You can also configure really tiny silicon solar cells into this skin-like format and although you can’t produce instantaneous levels of significant power, you can charge a supercapacitor or a battery. In the future, we hope to embed those into the system. Batteries are something we’re working on now. We’re also working on piezoelectric devices that can harvest power from the movements of the body. There are a lot of strategies you can imagine. Power supply is an area that will be fruitful for future work.

Could you programme the device wirelessly?

In principle, yes. You could upload data or software wirelessly using antenna structures that aren’t too much different from these inductive power coils. We demonstrated antennas and we demonstrated the building blocks for wireless communication – capacitors, high-speed transistors, and so on. All of these are pieces you would need but we didn’t integrate those pieces into a wireless communication component. That’s something we’re working on.

You showed that the electronic skin can recognise voice commands and control a computer game if you put it on a person’s throat. If you didn’t have the device, what would you need to do to achieve the same thing?

You would need a conventional electrode that’s used for EMG measurements – a bulky patch connected by a wire to more electronics. That sort of electrode typically sticks onto skin with an adhesive, sometimes with penetrating pins or conducting gel. For a location like the throat, people don’t want to wear such technology. We focused on the throat because it really highlights the mechanical invisibility of these epidermal electronics, even on a sensitive part of the body.

If you look at the technology that is used by people who suffer from larynx diseases, they’re usually bulk devices that you press against the throat when you want to speak and take away again when you’re not speaking. Our hope was that this approach would allow you to put something on the skin of the throat and leave it there. That was our vision. We also demonstrated monitoring of heartbeats, muscle contractions in the forearm, and brain activity in the forehead.

What other interesting applications are there?

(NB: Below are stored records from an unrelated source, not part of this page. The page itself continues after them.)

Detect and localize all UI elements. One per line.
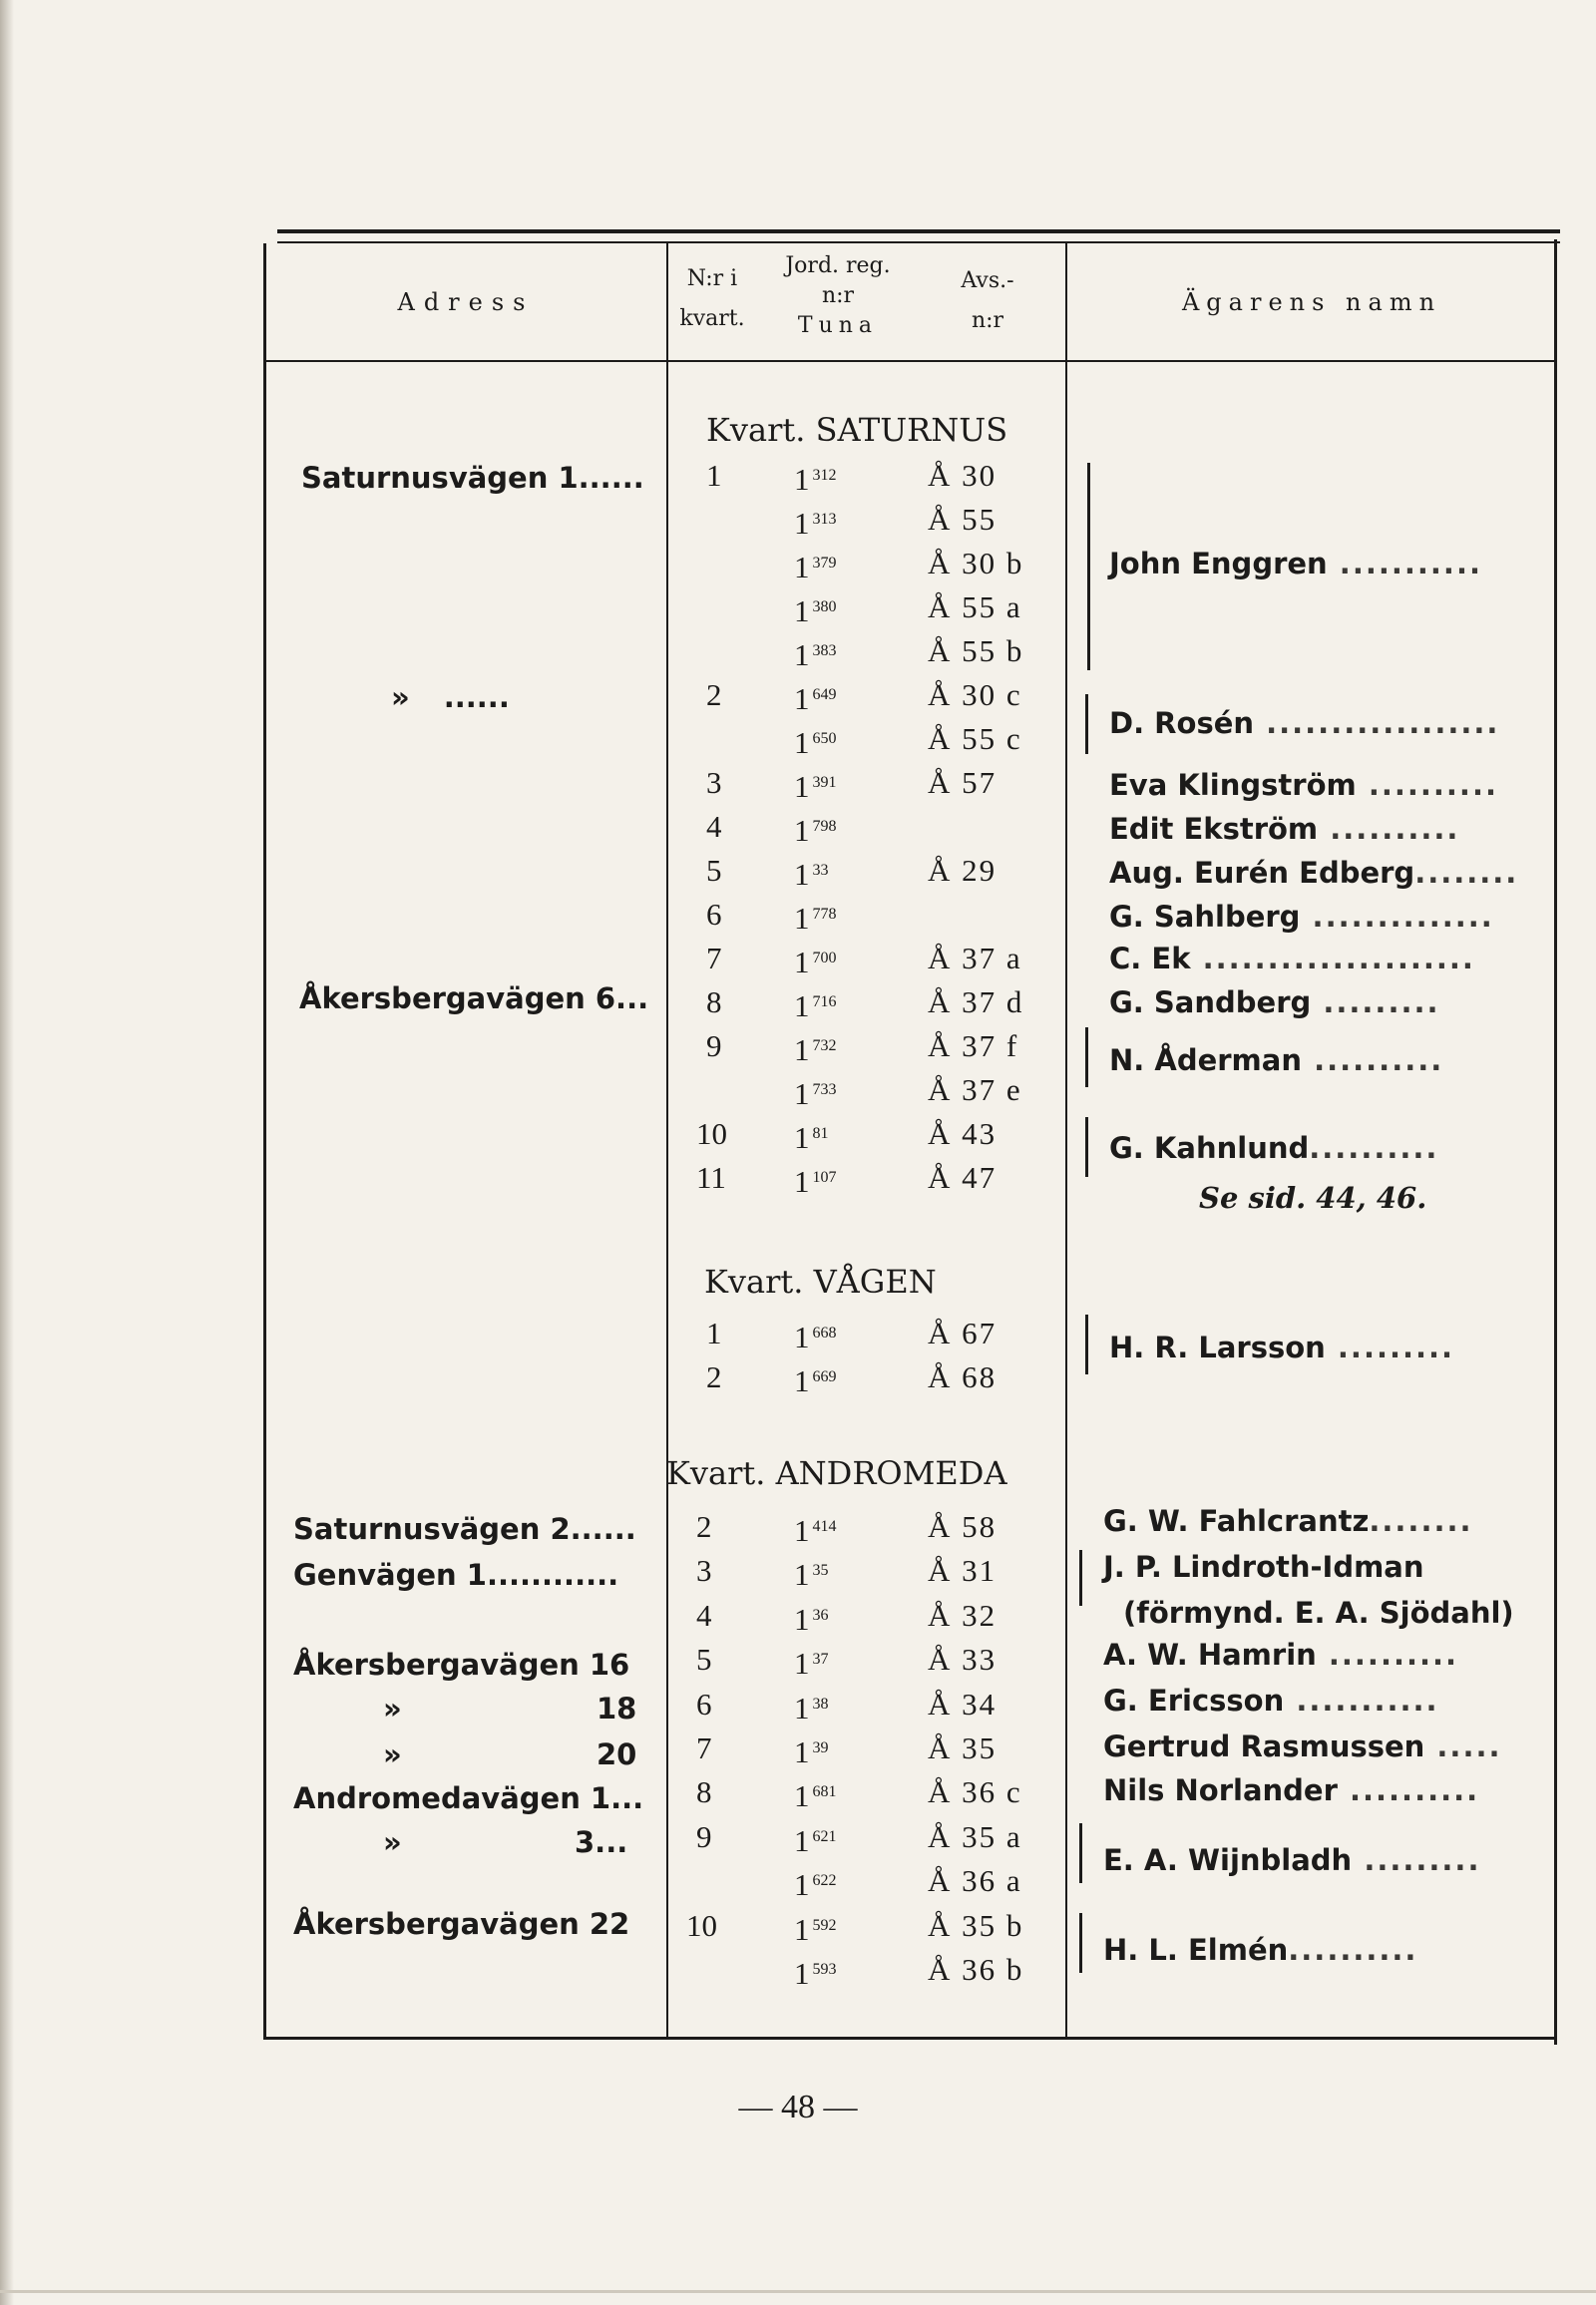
cell-kvarter-nr: 9 bbox=[706, 1028, 722, 1063]
owner-name: G. Ericsson bbox=[1103, 1684, 1285, 1718]
cell-kvarter-nr: 10 bbox=[696, 1116, 727, 1151]
owner-name: Eva Klingström bbox=[1109, 768, 1357, 802]
house-number: 3... bbox=[575, 1825, 628, 1859]
jord-reg-base: 1 bbox=[794, 1867, 810, 1903]
cell-avs-nr: Å 55 bbox=[928, 502, 998, 537]
cell-jord-reg bbox=[794, 1688, 829, 1726]
cell-jord-reg bbox=[794, 898, 837, 936]
brace-rosen bbox=[1085, 694, 1088, 754]
cell-kvarter-nr: 7 bbox=[696, 1730, 712, 1765]
owner-euren-edberg: Aug. Eurén Edberg........ bbox=[1109, 856, 1519, 890]
owner-norlander: Nils Norlander .......... bbox=[1103, 1773, 1480, 1807]
owner-name: H. L. Elmén bbox=[1103, 1933, 1289, 1967]
jord-reg-sub: 38 bbox=[812, 1695, 829, 1713]
owner-name: G. Sahlberg bbox=[1109, 900, 1301, 934]
owner-name: Nils Norlander bbox=[1103, 1773, 1338, 1807]
cell-jord-reg bbox=[794, 590, 837, 628]
owner-elmen: H. L. Elmén.......... bbox=[1103, 1933, 1418, 1967]
cell-jord-reg bbox=[794, 1643, 829, 1681]
brace-lindroth bbox=[1079, 1550, 1082, 1606]
jord-reg-base: 1 bbox=[794, 1320, 810, 1354]
jord-reg-base: 1 bbox=[794, 593, 810, 628]
address-ditto-18 bbox=[383, 1692, 637, 1726]
cell-jord-reg bbox=[794, 1029, 837, 1067]
cell-avs-nr: Å 35 a bbox=[928, 1818, 1022, 1854]
owner-guardian-note: (förmynd. E. A. Sjödahl) bbox=[1123, 1596, 1514, 1630]
jord-reg-base: 1 bbox=[794, 725, 810, 760]
jord-reg-base: 1 bbox=[794, 1557, 810, 1593]
header-avs-line1: Avs.- bbox=[961, 268, 1014, 293]
ditto-mark: » bbox=[383, 1692, 402, 1726]
cell-avs-nr: Å 55 c bbox=[928, 721, 1022, 756]
jord-reg-base: 1 bbox=[794, 1734, 810, 1769]
jord-reg-sub: 681 bbox=[812, 1783, 837, 1801]
header-owner: Ägarens namn bbox=[1181, 288, 1442, 316]
jord-reg-base: 1 bbox=[794, 1778, 810, 1814]
cell-jord-reg bbox=[794, 1864, 837, 1902]
address-genvagen-1: Genvägen 1............ bbox=[293, 1558, 619, 1592]
jord-reg-base: 1 bbox=[794, 1363, 810, 1398]
jord-reg-sub: 592 bbox=[812, 1916, 837, 1934]
cell-kvarter-nr: 3 bbox=[696, 1553, 712, 1589]
jord-reg-base: 1 bbox=[794, 813, 810, 848]
owner-klingstrom: Eva Klingström .......... bbox=[1109, 768, 1498, 802]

We like healthcare. There are a lot of non-healthcare applications as well but within my own group, we’re trying to look at what we can do to advance human health.  Applications for monitoring premature babies and neonatal care are interesting. Babies don’t do well when they’re wired up to bulky patches so non-invasive monitoring devices have a lot of value. This technology could also be useful for human-machine interfaces through the throat for people with problems in their larynx, and more generally, prosthetic control for disabled people.

It turns out that you can not only measure electrical properties but you can stimulate muscle contractions. So we have an active collaboration with physical therapists to use these devices to induce muscle contractions in regions of the body that have degenerated. There are many avenues for us to pursue.

How much does one of these patches cost?

I wouldn’t want to put a number on it. This is the first research demonstration of this technology so it involves a lot of discovery and research. The devices we’ve made right now are very expensive because the non-recurring engineering costs have not been recovered. But if you envision a manufacturing facility cranking these things out in tens of thousands, I’ve no reason to believe that they would be particularly expensive. Our strategy has been to try and build on developments that flow out of the traditional semiconductor industry and then adapt or morph them into new forms that allow these kinds of mechanical properties. We’re building on existing technology rather than reinventing them so I think the technical hurdles to commercial manufacture are lower than you’d ordinarily see in a brand new research paper describing a new technology.